Approximation of Random Evolution Equations of Parabolic type
Katharina Klioba, Christian Seifert
TL;DR
The paper develops an abstract framework to approximate random parabolic evolution equations driven by finite-dimensional noise, providing convergence rates for a fully discrete scheme in randomness, space, and time. It combines polynomial chaos expansion in randomness with Galerkin spatial discretization and $A$-stable time stepping, and proves a joint convergence rate governed by the randomness regularity ($\ell$), spatial accuracy ($p_x$), and temporal accuracy ($p_t$). A key contribution is a quantified Trotter--Kato argument for form-induced semigroups, enabling control of the randomness discretization error at the level of the semigroup. The theory is illustrated on an anisotropic diffusion problem with random coefficients, showing that, under suitable smoothness, the polynomial chaos approximation attains arbitrary algebraic convergence in randomness, while space-time discretizations maintain deterministic-like rates.
Abstract
In this paper, we present an abstract framework to obtain convergence rates for the approximation of random evolution equations corresponding to a random family of forms determined by finite-dimensional noise. The full discretization error in space, time, and randomness is considered, where polynomial chaos expansion (PCE) is used for the semi-discretization in randomness.

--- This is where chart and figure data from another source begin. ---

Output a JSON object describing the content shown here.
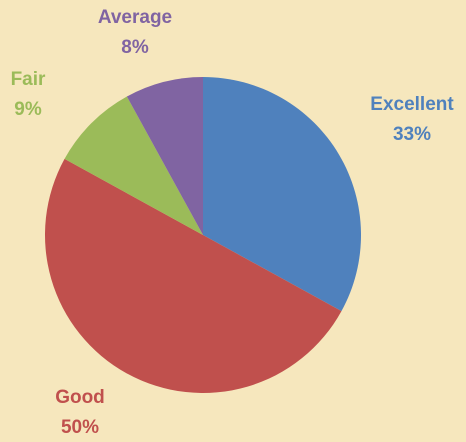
{
  "chart_data": {
    "type": "pie",
    "categories": [
      "Excellent",
      "Good",
      "Fair",
      "Average"
    ],
    "values": [
      33,
      50,
      9,
      8
    ],
    "value_labels": [
      "33%",
      "50%",
      "9%",
      "8%"
    ],
    "colors": [
      "#4f81bd",
      "#c0504d",
      "#9bbb59",
      "#8064a2"
    ]
  }
}
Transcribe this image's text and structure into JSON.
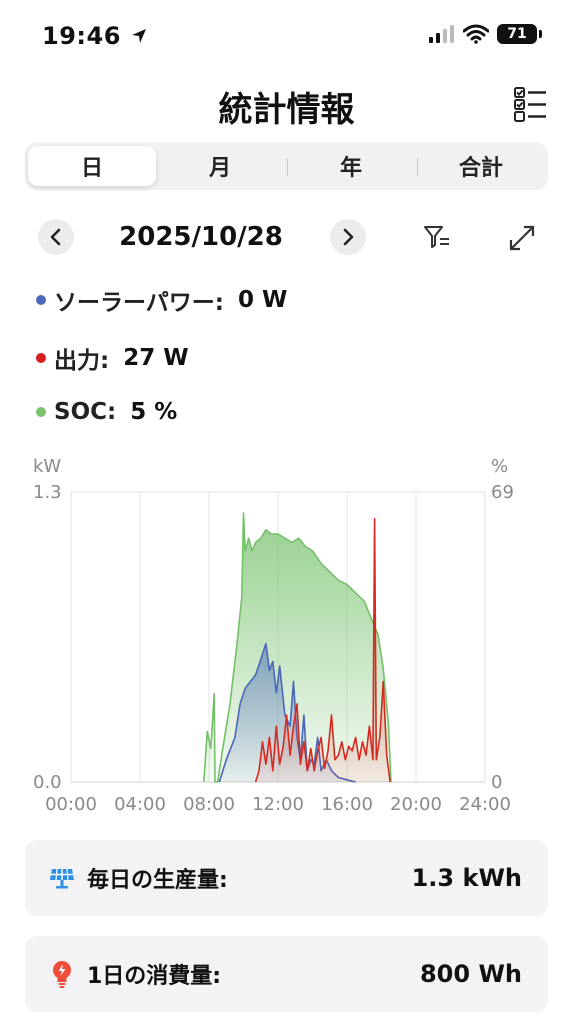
{
  "status": {
    "time": "19:46",
    "battery": "71"
  },
  "header": {
    "title": "統計情報"
  },
  "tabs": [
    {
      "label": "日",
      "active": true
    },
    {
      "label": "月",
      "active": false
    },
    {
      "label": "年",
      "active": false
    },
    {
      "label": "合計",
      "active": false
    }
  ],
  "date_nav": {
    "date": "2025/10/28"
  },
  "readings": [
    {
      "label": "ソーラーパワー:",
      "value": "0 W",
      "color": "#4a67b8"
    },
    {
      "label": "出力:",
      "value": "27 W",
      "color": "#d61f1f"
    },
    {
      "label": "SOC:",
      "value": "5 %",
      "color": "#7bc36b"
    }
  ],
  "chart_data": {
    "type": "area",
    "left_unit": "kW",
    "right_unit": "%",
    "left_ylim": [
      0,
      1.3
    ],
    "right_ylim": [
      0,
      69
    ],
    "left_ticks": [
      "1.3",
      "0.0"
    ],
    "right_ticks": [
      "69",
      "0"
    ],
    "x_ticks": [
      "00:00",
      "04:00",
      "08:00",
      "12:00",
      "16:00",
      "20:00",
      "24:00"
    ],
    "x_range_hours": [
      0,
      24
    ],
    "grid": true,
    "series": [
      {
        "key": "soc",
        "axis": "right",
        "color": "#74c069",
        "x": [
          7.7,
          7.9,
          8.1,
          8.2,
          8.3,
          8.35,
          8.5,
          8.8,
          9.2,
          9.6,
          9.9,
          10.0,
          10.1,
          10.3,
          10.5,
          10.7,
          11.0,
          11.3,
          11.6,
          12.0,
          12.4,
          12.8,
          13.2,
          13.6,
          14.0,
          14.5,
          15.0,
          15.5,
          16.0,
          16.5,
          17.0,
          17.4,
          17.8,
          18.1,
          18.4,
          18.55
        ],
        "y": [
          0,
          12,
          8,
          14,
          21,
          0,
          0,
          8,
          18,
          32,
          44,
          64,
          55,
          58,
          55,
          57,
          58,
          60,
          59,
          59,
          58,
          57,
          58,
          56,
          55,
          52,
          50,
          48,
          47,
          45,
          43,
          39,
          35,
          27,
          14,
          0
        ]
      },
      {
        "key": "solar",
        "axis": "left",
        "color": "#4a67b8",
        "x": [
          8.6,
          9.0,
          9.5,
          9.8,
          10.1,
          10.4,
          10.7,
          11.0,
          11.3,
          11.5,
          11.7,
          11.9,
          12.1,
          12.4,
          12.7,
          12.9,
          13.1,
          13.3,
          13.5,
          13.7,
          13.9,
          14.1,
          14.3,
          14.5,
          14.8,
          15.1,
          15.5,
          16.0,
          16.5
        ],
        "y": [
          0,
          0.1,
          0.2,
          0.35,
          0.42,
          0.45,
          0.48,
          0.55,
          0.62,
          0.5,
          0.54,
          0.4,
          0.52,
          0.3,
          0.25,
          0.45,
          0.2,
          0.1,
          0.3,
          0.05,
          0.1,
          0.08,
          0.2,
          0.05,
          0.1,
          0.05,
          0.02,
          0.01,
          0
        ]
      },
      {
        "key": "output",
        "axis": "left",
        "color": "#d62a20",
        "x": [
          10.7,
          10.9,
          11.1,
          11.3,
          11.5,
          11.7,
          11.9,
          12.1,
          12.3,
          12.5,
          12.7,
          12.9,
          13.1,
          13.3,
          13.5,
          13.7,
          13.9,
          14.1,
          14.3,
          14.5,
          14.7,
          14.9,
          15.1,
          15.3,
          15.5,
          15.7,
          15.9,
          16.1,
          16.3,
          16.5,
          16.7,
          16.9,
          17.1,
          17.3,
          17.5,
          17.6,
          17.7,
          17.9,
          18.1,
          18.3,
          18.5
        ],
        "y": [
          0,
          0.05,
          0.18,
          0.08,
          0.2,
          0.05,
          0.25,
          0.08,
          0.16,
          0.3,
          0.12,
          0.25,
          0.35,
          0.08,
          0.18,
          0.05,
          0.15,
          0.05,
          0.14,
          0.2,
          0.06,
          0.14,
          0.3,
          0.1,
          0.12,
          0.18,
          0.1,
          0.16,
          0.14,
          0.2,
          0.1,
          0.18,
          0.12,
          0.25,
          0.1,
          1.18,
          0.1,
          0.2,
          0.45,
          0.12,
          0
        ]
      }
    ]
  },
  "cards": [
    {
      "label": "毎日の生産量:",
      "value": "1.3 kWh",
      "icon": "solar-panel-icon",
      "icon_color": "#2f8ee6"
    },
    {
      "label": "1日の消費量:",
      "value": "800 Wh",
      "icon": "bulb-icon",
      "icon_color": "#ef4e3c"
    }
  ]
}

The main result are regularity conditions on the random forms under which convergence of polynomial order in randomness is obtained depending on the smoothness of the coefficients and the Sobolev regularity of the initial value. In space and time, the same convergence rates as in the deterministic setting are achieved. To this end, we derive error estimates for vector-valued PCE as well as a quantified version of the Trotter--Kato theorem for form-induced semigroups. We apply the abstract framework to an anisotropic diffusion model with random diffusion coefficients.